It’s easy to see how air pollution would affect respiratory disease: You breathe in smog-filled miasma all day and the ozone, other noxious gases and small particulate matter therein can make you wheeze and cough. Pollutants can trigger asthma attacks and bronchitis in susceptible individuals.
But it’s harder at first blush to understand links to other conditions. In two studies reported last week, bad air was associated with higher rates of appendicitis and ear infections.
The new reports have been met with surprise because neither health problem seems obviously linked with the airway or bloodstream. At the same time, they represent a trend toward broadening the research scope of air pollution and health.
“People are looking at everything and air pollution these days,” says Francine Laden, an epidemiologist at Harvard School of Public Health in Boston.
Research on air pollution has been conducted worldwide for decades and is part of the basis for government regulation of air quality. Study after study has found more hospitalizations and higher death rates when certain pollutants are high. In addition to respiratory effects, research has established that air pollution increases the risk of cardiovascular events such as arrhythmia, heart attack and stroke, and the incidence of certain cancers.
In the appendicitis study, published Oct. 5 in the Canadian Medical Assn. Journal, researchers examined records for 5,191 adults admitted to Calgary hospitals for appendicitis from 1999 to 2006. The dates of the patients’ admissions were compared to air pollution levels in the preceding week, using data from three air quality surveillance sites in the city.
The scientists found a significant effect of pollutants on appendicitis rates in the summer months among men, but not women.
The risk of going to the hospital with appendicitis more than doubled when summer pollution was at its highest, says study lead author Dr. Gilaad Kaplan, a physician-researcher at the University of Calgary.
The strongest effects were found when high pollution days preceded hospital admission by at least five days rather than a shorter period. This suggests there is a certain lag time between pollutant exposure and the development of appendicitis.
The study did not examine how pollution might cause appendicitis, but Kaplan speculates that inflammatory processes are involved. Substances the body produces to ramp up inflammation are implicated in appendicitis. Other research has found these substances in healthy volunteers after they breathed diesel exhaust.
A similar argument is used to explain cardiovascular risk factors associated with air pollution: that substances involved in blood clotting are produced after exposure to bad air.
In the ear infection study, presented at the annual meeting of the American Academy of Otolaryngology-Head and Neck Surgery in San Diego, researchers compared prevalence of the disease in 126,060 children with trends in air pollution from 1997 to 2006. Health information came from the National Health Interview Survey, administered by the U.S. Census Bureau, and air quality data came from U.S. Environmental Protection Agency records.
Four pollutants -- carbon monoxide, nitrous dioxide, sulfur dioxide and particulate matter -- decreased nationwide over the 10-year period. The number of children reported as having more than three ear infections in a year also declined.
Again, the study cannot say air pollution causes ear infections, only that the two are associated. And it did not investigate how pollutants affect the ear canal.
But it’s not a stretch to go from respiratory illness to ear infection, says lead author Dr. Nina Shapiro, a pediatric otolaryngologist at UCLA School of Medicine. Pollutants have been shown to damage cilia -- tiny little hairs that line many of the body’s passageways.
If that occurs in the ear, Shapiro says, then the cleansing process is damaged or slowed, which could set the stage for infection.
Study coauthor Dr. Neil Bhattacharyya found a similar association between air pollution and sinus infection in adults in an earlier investigation published in Laryngoscope in March.
An inherent weakness in both the ear infection and appendicitis studies -- and in many air pollution studies, for that matter -- is that air quality data for a geographical area are used as an estimate of what an individual actually inhales, says Derek Shendell, a public health researcher at the University of Medicine and Dentistry, New Jersey, in Piscataway.
Air quality measured at a site may not represent what someone living in that neighborhood is actually breathing. It will depend on levels they encounter in their house or workplace.

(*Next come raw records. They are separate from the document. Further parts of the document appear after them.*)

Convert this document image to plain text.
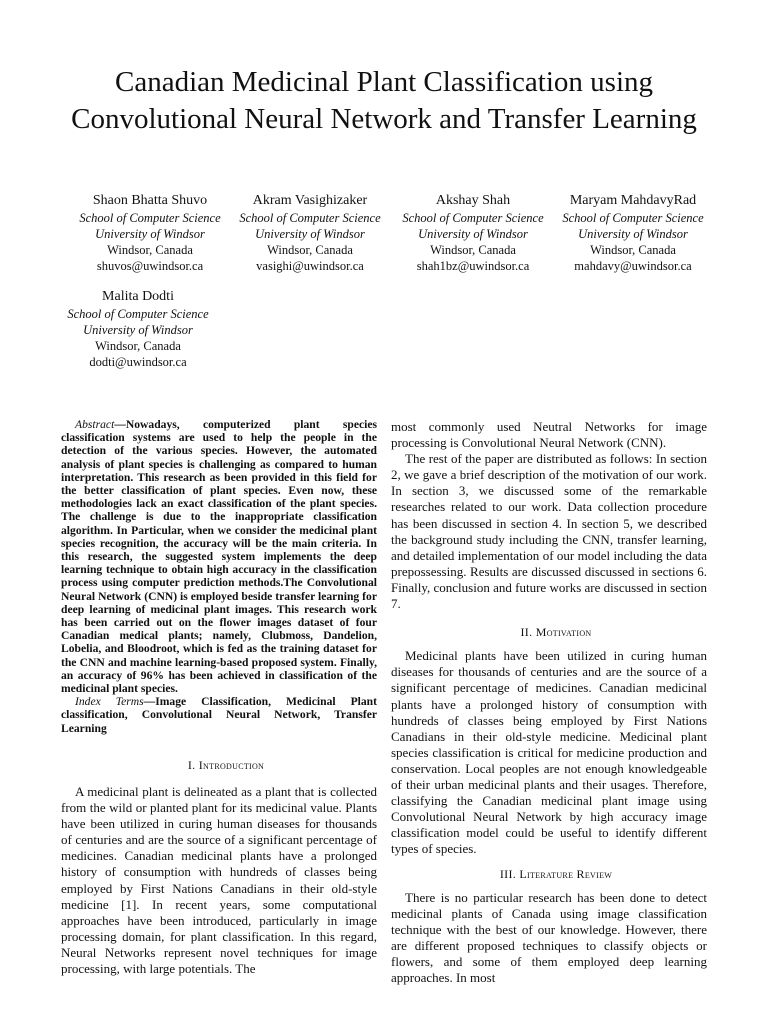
Canadian Medicinal Plant Classification using Convolutional Neural Network and Transfer Learning
Shaon Bhatta Shuvo
School of Computer Science
University of Windsor
Windsor, Canada
shuvos@uwindsor.ca
Akram Vasighizaker
School of Computer Science
University of Windsor
Windsor, Canada
vasighi@uwindsor.ca
Akshay Shah
School of Computer Science
University of Windsor
Windsor, Canada
shah1bz@uwindsor.ca
Maryam MahdavyRad
School of Computer Science
University of Windsor
Windsor, Canada
mahdavy@uwindsor.ca
Malita Dodti
School of Computer Science
University of Windsor
Windsor, Canada
dodti@uwindsor.ca

Abstract—Nowadays, computerized plant species classification systems are used to help the people in the detection of the various species. However, the automated analysis of plant species is challenging as compared to human interpretation. This research as been provided in this field for the better classification of plant species. Even now, these methodologies lack an exact classification of the plant species. The challenge is due to the inappropriate classification algorithm. In Particular, when we consider the medicinal plant species recognition, the accuracy will be the main criteria. In this research, the suggested system implements the deep learning technique to obtain high accuracy in the classification process using computer prediction methods.The Convolutional Neural Network (CNN) is employed beside transfer learning for deep learning of medicinal plant images. This research work has been carried out on the flower images dataset of four Canadian medical plants; namely, Clubmoss, Dandelion, Lobelia, and Bloodroot, which is fed as the training dataset for the CNN and machine learning-based proposed system. Finally, an accuracy of 96% has been achieved in classification of the medicinal plant species.

Index Terms—Image Classification, Medicinal Plant classification, Convolutional Neural Network, Transfer Learning

I. Introduction

A medicinal plant is delineated as a plant that is collected from the wild or planted plant for its medicinal value. Plants have been utilized in curing human diseases for thousands of centuries and are the source of a significant percentage of medicines. Canadian medicinal plants have a prolonged history of consumption with hundreds of classes being employed by First Nations Canadians in their old-style medicine [1]. In recent years, some computational approaches have been introduced, particularly in image processing domain, for plant classification. In this regard, Neural Networks represent novel techniques for image processing, with large potentials. The

most commonly used Neutral Networks for image processing is Convolutional Neural Network (CNN).

The rest of the paper are distributed as follows: In section 2, we gave a brief description of the motivation of our work. In section 3, we discussed some of the remarkable researches related to our work. Data collection procedure has been discussed in section 4. In section 5, we described the background study including the CNN, transfer learning, and detailed implementation of our model including the data prepossessing. Results are discussed discussed in sections 6. Finally, conclusion and future works are discussed in section 7.

II. Motivation

Medicinal plants have been utilized in curing human diseases for thousands of centuries and are the source of a significant percentage of medicines. Canadian medicinal plants have a prolonged history of consumption with hundreds of classes being employed by First Nations Canadians in their old-style medicine. Medicinal plant species classification is critical for medicine production and conservation. Local peoples are not enough knowledgeable of their urban medicinal plants and their usages. Therefore, classifying the Canadian medicinal plant image using Convolutional Neural Network by high accuracy image classification model could be useful to identify different types of species.

III. Literature Review

There is no particular research has been done to detect medicinal plants of Canada using image classification technique with the best of our knowledge. However, there are different proposed techniques to classify objects or flowers, and some of them employed deep learning approaches. In most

And even within a given neighborhood, pollution will be greater near busier roads.
Researchers must also be on the lookout for other unrelated factors that may affect the health condition being measured.
For example, Shapiro notes, there was a decline in cigarette smoking during the time period covered by her ear-infection study.

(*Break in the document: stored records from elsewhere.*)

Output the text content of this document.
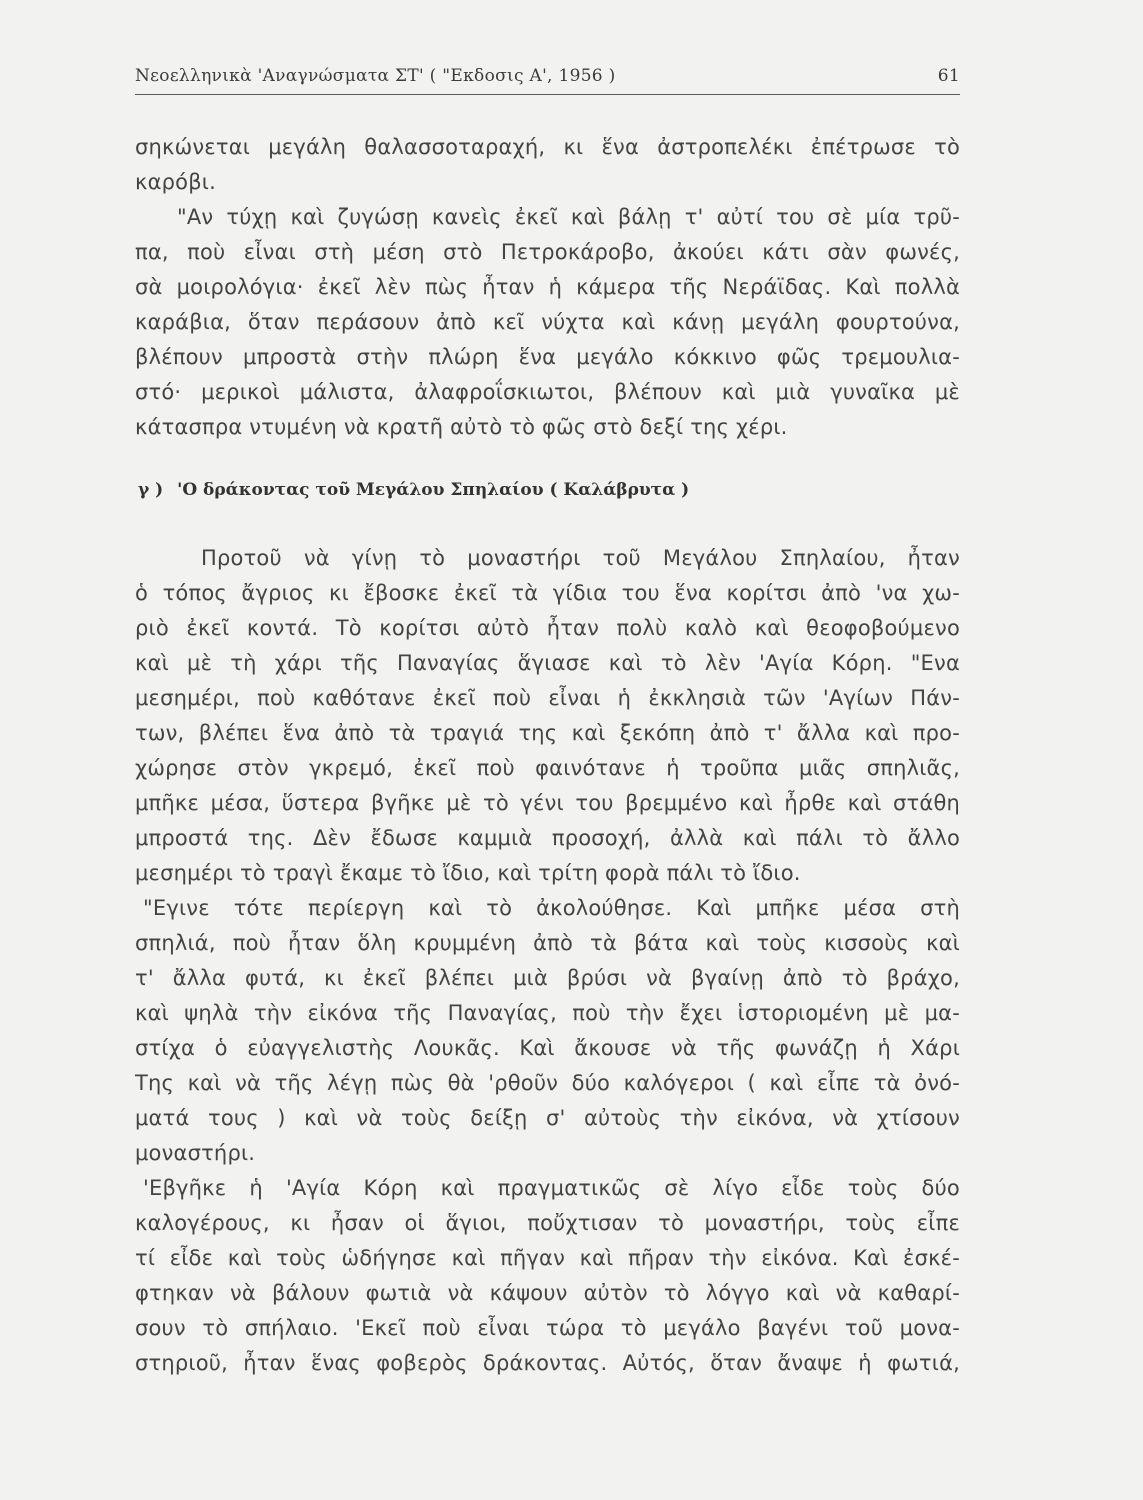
Νεοελληνικὰ 'Αναγνώσματα ΣΤ' ( "Εκδοσις Α', 1956 )	61
σηκώνεται μεγάλη θαλασσοταραχή, κι ἕνα ἀστροπελέκι ἐπέτρωσε τὸ
καρόβι.
"Αν τύχῃ καὶ ζυγώσῃ κανεὶς ἐκεῖ καὶ βάλῃ τ' αὐτί του σὲ μία τρῦ-
πα, ποὺ εἶναι στὴ μέση στὸ Πετροκάροβο, ἀκούει κάτι σὰν φωνές,
σὰ μοιρολόγια· ἐκεῖ λὲν πὼς ἦταν ἡ κάμερα τῆς Νεράϊδας. Καὶ πολλὰ
καράβια, ὅταν περάσουν ἀπὸ κεῖ νύχτα καὶ κάνῃ μεγάλη φουρτούνα,
βλέπουν μπροστὰ στὴν πλώρη ἕνα μεγάλο κόκκινο φῶς τρεμουλια-
στό· μερικοὶ μάλιστα, ἀλαφροΐσκιωτοι, βλέπουν καὶ μιὰ γυναῖκα μὲ
κάτασπρα ντυμένη νὰ κρατῆ αὐτὸ τὸ φῶς στὸ δεξί της χέρι.
γ ) 'Ο δράκοντας τοῦ Μεγάλου Σπηλαίου ( Καλάβρυτα )
Προτοῦ νὰ γίνῃ τὸ μοναστήρι τοῦ Μεγάλου Σπηλαίου, ἦταν
ὁ τόπος ἄγριος κι ἔβοσκε ἐκεῖ τὰ γίδια του ἕνα κορίτσι ἀπὸ 'να χω-
ριὸ ἐκεῖ κοντά. Τὸ κορίτσι αὐτὸ ἦταν πολὺ καλὸ καὶ θεοφοβούμενο
καὶ μὲ τὴ χάρι τῆς Παναγίας ἅγιασε καὶ τὸ λὲν 'Αγία Κόρη. "Ενα
μεσημέρι, ποὺ καθότανε ἐκεῖ ποὺ εἶναι ἡ ἐκκλησιὰ τῶν 'Αγίων Πάν-
των, βλέπει ἕνα ἀπὸ τὰ τραγιά της καὶ ξεκόπη ἀπὸ τ' ἄλλα καὶ προ-
χώρησε στὸν γκρεμό, ἐκεῖ ποὺ φαινότανε ἡ τροῦπα μιᾶς σπηλιᾶς,
μπῆκε μέσα, ὕστερα βγῆκε μὲ τὸ γένι του βρεμμένο καὶ ἦρθε καὶ στάθη
μπροστά της. Δὲν ἔδωσε καμμιὰ προσοχή, ἀλλὰ καὶ πάλι τὸ ἄλλο
μεσημέρι τὸ τραγὶ ἔκαμε τὸ ἴδιο, καὶ τρίτη φορὰ πάλι τὸ ἴδιο.
"Εγινε τότε περίεργη καὶ τὸ ἀκολούθησε. Καὶ μπῆκε μέσα στὴ
σπηλιά, ποὺ ἦταν ὅλη κρυμμένη ἀπὸ τὰ βάτα καὶ τοὺς κισσοὺς καὶ
τ' ἄλλα φυτά, κι ἐκεῖ βλέπει μιὰ βρύσι νὰ βγαίνῃ ἀπὸ τὸ βράχο,
καὶ ψηλὰ τὴν εἰκόνα τῆς Παναγίας, ποὺ τὴν ἔχει ἱστοριομένη μὲ μα-
στίχα ὁ εὐαγγελιστὴς Λουκᾶς. Καὶ ἄκουσε νὰ τῆς φωνάζῃ ἡ Χάρι
Της καὶ νὰ τῆς λέγῃ πὼς θὰ 'ρθοῦν δύο καλόγεροι ( καὶ εἶπε τὰ ὀνό-
ματά τους ) καὶ νὰ τοὺς δείξῃ σ' αὐτοὺς τὴν εἰκόνα, νὰ χτίσουν
μοναστήρι.
'Εβγῆκε ἡ 'Αγία Κόρη καὶ πραγματικῶς σὲ λίγο εἶδε τοὺς δύο
καλογέρους, κι ἦσαν οἱ ἅγιοι, ποὔχτισαν τὸ μοναστήρι, τοὺς εἶπε
τί εἶδε καὶ τοὺς ὡδήγησε καὶ πῆγαν καὶ πῆραν τὴν εἰκόνα. Καὶ ἐσκέ-
φτηκαν νὰ βάλουν φωτιὰ νὰ κάψουν αὐτὸν τὸ λόγγο καὶ νὰ καθαρί-
σουν τὸ σπήλαιο. 'Εκεῖ ποὺ εἶναι τώρα τὸ μεγάλο βαγένι τοῦ μονα-
στηριοῦ, ἦταν ἕνας φοβερὸς δράκοντας. Αὐτός, ὅταν ἄναψε ἡ φωτιά,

If the children also had less exposure to secondhand smoke -- a known risk factor for ear infections -- that could account for some of the decline in disease.
Pneumococcal vaccine, introduced in 2000 -- the middle of Shapiro’s study period -- has also been credited with declining rates of ear infections.
In fact, both the new studies are just first steps. They are sure to stimulate more research on how air pollution might trigger these conditions as well as other nonrespiratory diseases.